[R-sig-Geo] how to do a principle component analysis with geo-referenced points

Nicholas Lewin-Koh nikko at hailmail.net
Sun Nov 12 04:22:44 CET 2006


Hi Carlos,
I think that there are tools in the sp package for dealing with grids.
If I am understanding you correctly and you want to do "zoning" of your
region
than you probably are not looking to do pca, but some sort of
clustering.
Marie Jose Fortin had some nice papers on a technique called wombling,
for finding
regions of abrupt ecological change. There are some other techniques for
spatial partitioning,
but I am not sure if they are implemented in R. It has been a long time
since
I worked on ecological problems.

For more information on the spatial tools in R a good place to start is 
 http://cran.r-project.org/src/contrib/Views/Spatial.html
the CRAN task view for spatial statistics, and 
http://cran.r-project.org/src/contrib/Views/Environmetrics.html
has some more pointers.

Hope this helps,

Nicholas
On Sat, 11 Nov 2006 20:24:59 -0000, "Carlos A. Bastos M.Guerra"
<carlosguerra at esa.ipvc.pt> said:
> 
> Dear Nicholas,
> 
> First of all thanks for the references, I think they will help me with my
> current problem. :)
> The thing is that I am used to work with AcrGIS to do the spatial
> analysis, but the statistical methods in ArcGIS are a bit "dummy", namely
> in spatial PCA. I am used to work with R with the ade4 package :) but
> when I heard that I could do spatial analysis with R I ad to try it...but
> its more difficult that it seams (at first)...
> 
> What I did was: (in ArcGIS) convert the centroids of a grid into a point
> shape file, than I have integrated all the information into different
> columns. I converted the dbf file into a txt an then I imported the file
> into R ... and my problems began... :)
> 
> My objective is to do a PCA and extract the different groups of points in
> order to make an ecological zoning.
> 
> I am still starting with R and "the Geo tools" can you point me some
> reading material that I can use?
> 
> Best regards,
> 
> Carlos
> 
> 
> -----Mensagem original-----
> De: Nicholas Lewin-Koh [mailto:nikko at hailmail.net] 
> Enviada: sábado, 11 de Novembro de 2006 19:06
> Para: r-sig-geo at stat.math.ethz.ch
> Cc: Carlos GUERRA
> Assunto: [R-sig-Geo] RE: how to do a principle component analysis with
> geo-referenced points
> 
> Hi Carlos,
> There are a couple of ways to do this, but you have to be a little more
> specific
> about what your goals/intentions are.

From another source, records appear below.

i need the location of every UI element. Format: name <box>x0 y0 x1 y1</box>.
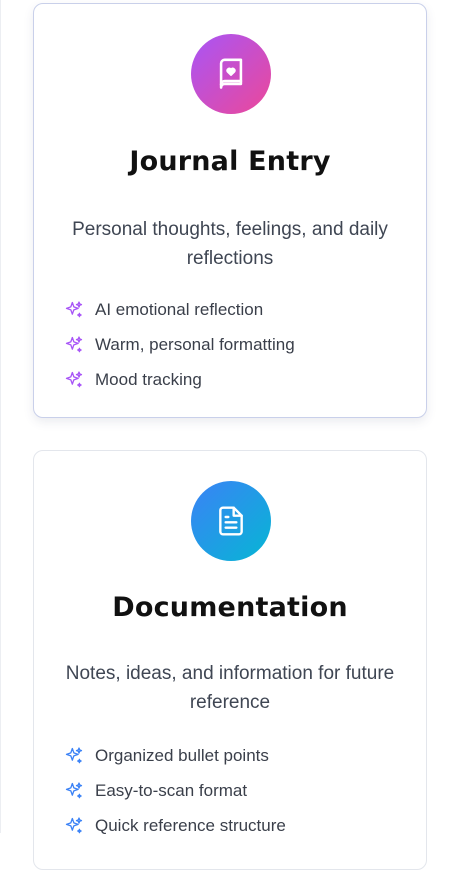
feature-list: AI emotional reflection Warm, personal f… <box>64 292 295 397</box>
sparkles-icon <box>65 300 83 317</box>
feature-label: Easy-to-scan format <box>95 780 248 800</box>
documentation-card[interactable]: Documentation Notes, ideas, and informat… <box>33 450 427 870</box>
documentation-icon-badge <box>191 481 271 561</box>
sparkles-icon <box>65 781 83 798</box>
feature-label: Organized bullet points <box>95 745 269 765</box>
sparkles-icon <box>65 335 83 352</box>
feature-item: Easy-to-scan format <box>64 773 286 808</box>
card-description: Personal thoughts, feelings, and daily r… <box>72 219 388 269</box>
card-description: Notes, ideas, and information for future… <box>65 663 395 713</box>
page-divider <box>0 0 1 833</box>
sparkles-icon <box>65 370 83 387</box>
feature-label: Mood tracking <box>95 369 202 389</box>
feature-item: Mood tracking <box>64 362 295 397</box>
feature-item: AI emotional reflection <box>64 292 295 327</box>
feature-item: Organized bullet points <box>64 738 286 773</box>
feature-item: Quick reference structure <box>64 808 286 843</box>
document-icon <box>219 506 243 536</box>
card-title: Documentation <box>112 592 348 623</box>
sparkles-icon <box>65 746 83 763</box>
card-title: Journal Entry <box>129 146 331 177</box>
feature-list: Organized bullet points Easy-to-scan for… <box>64 738 286 843</box>
feature-label: AI emotional reflection <box>95 299 264 319</box>
journal-entry-card[interactable]: Journal Entry Personal thoughts, feeling… <box>33 3 427 418</box>
journal-icon-badge <box>191 34 271 114</box>
feature-item: Warm, personal formatting <box>64 327 295 362</box>
feature-label: Warm, personal formatting <box>95 334 295 354</box>
journal-heart-icon <box>219 58 243 89</box>
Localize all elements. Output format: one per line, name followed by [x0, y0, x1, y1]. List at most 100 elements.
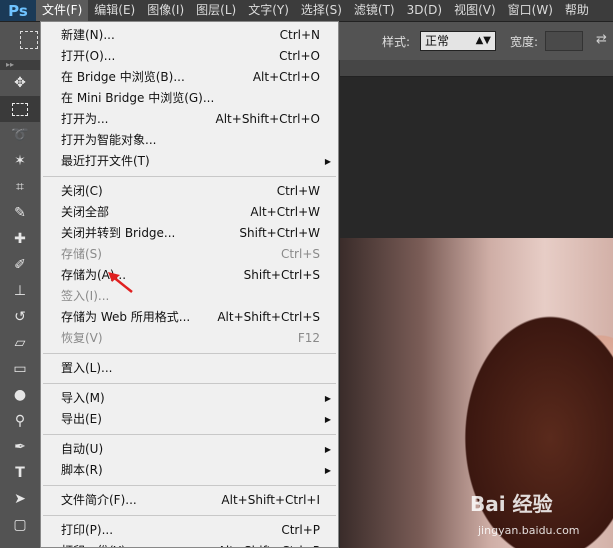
menu-item-shortcut: Alt+Shift+Ctrl+O	[215, 112, 320, 126]
eyedropper-tool-icon[interactable]: ✎	[0, 200, 40, 226]
menu-item-label: 关闭全部	[61, 205, 110, 219]
brush-tool-icon[interactable]: ✐	[0, 252, 40, 278]
menu-item-label: 打印(P)...	[61, 523, 114, 537]
document-tab[interactable]	[340, 60, 613, 77]
file-menu-item[interactable]: 在 Mini Bridge 中浏览(G)...	[41, 88, 338, 109]
menu-item-shortcut: Alt+Shift+Ctrl+S	[217, 310, 320, 324]
menu-item-shortcut: Ctrl+P	[281, 523, 320, 537]
menu-0[interactable]: 文件(F)	[36, 0, 89, 21]
file-menu-item[interactable]: 在 Bridge 中浏览(B)... Alt+Ctrl+O	[41, 67, 338, 88]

I assume you have points p(x1,y1),
> ...., p(xn,yn), where p
> is a vector of observations.
> 
> If the goal is interpolation than you have to model the spatial
> covariance
> of the orthognal factors, and you should look at waekernagel's book.
> if your goal is to extract principal components and account for the
> variance induced by a spatial
> process, a quick and dirty approach is to include polynomials of the xy
> coordinates in the data and 
> do pca on the augmented matrix. Take a look at
> 
> Borcard, D., P. Legendre & P. Drapeau. 1992. Partialling out the spatial
> component of ecological variation. Ecology 73: 1045-1055
> 
> Méot, A., P. Legendre & D. Borcard. 1998. Partialling out the spatial
> component of ecological variation: questions and propositions in the
> linear modeling framework. Environmental and Ecological Statistics 5
> (1): 1-27.
> 
> Another approach is spatial factor analysis
> 
> Christensen, WF, and Amemiya, Y (2001).  "Generalized shifted-factor
> analysis method for multivariate geo-referenced data," Mathematical
> Geology, 33, 801-824.
> 
> Christensen, WF, and Amemiya, Y (2002).  "Latent variable analysis of
> multivariate spatial data," Journal of the American Statistical
> Association, 97, 302-317
> 
> If your question is there R code to do this, I think the ade4 package
> can to the spatial variance partitioning,
> but for factor analysis, you are on your own.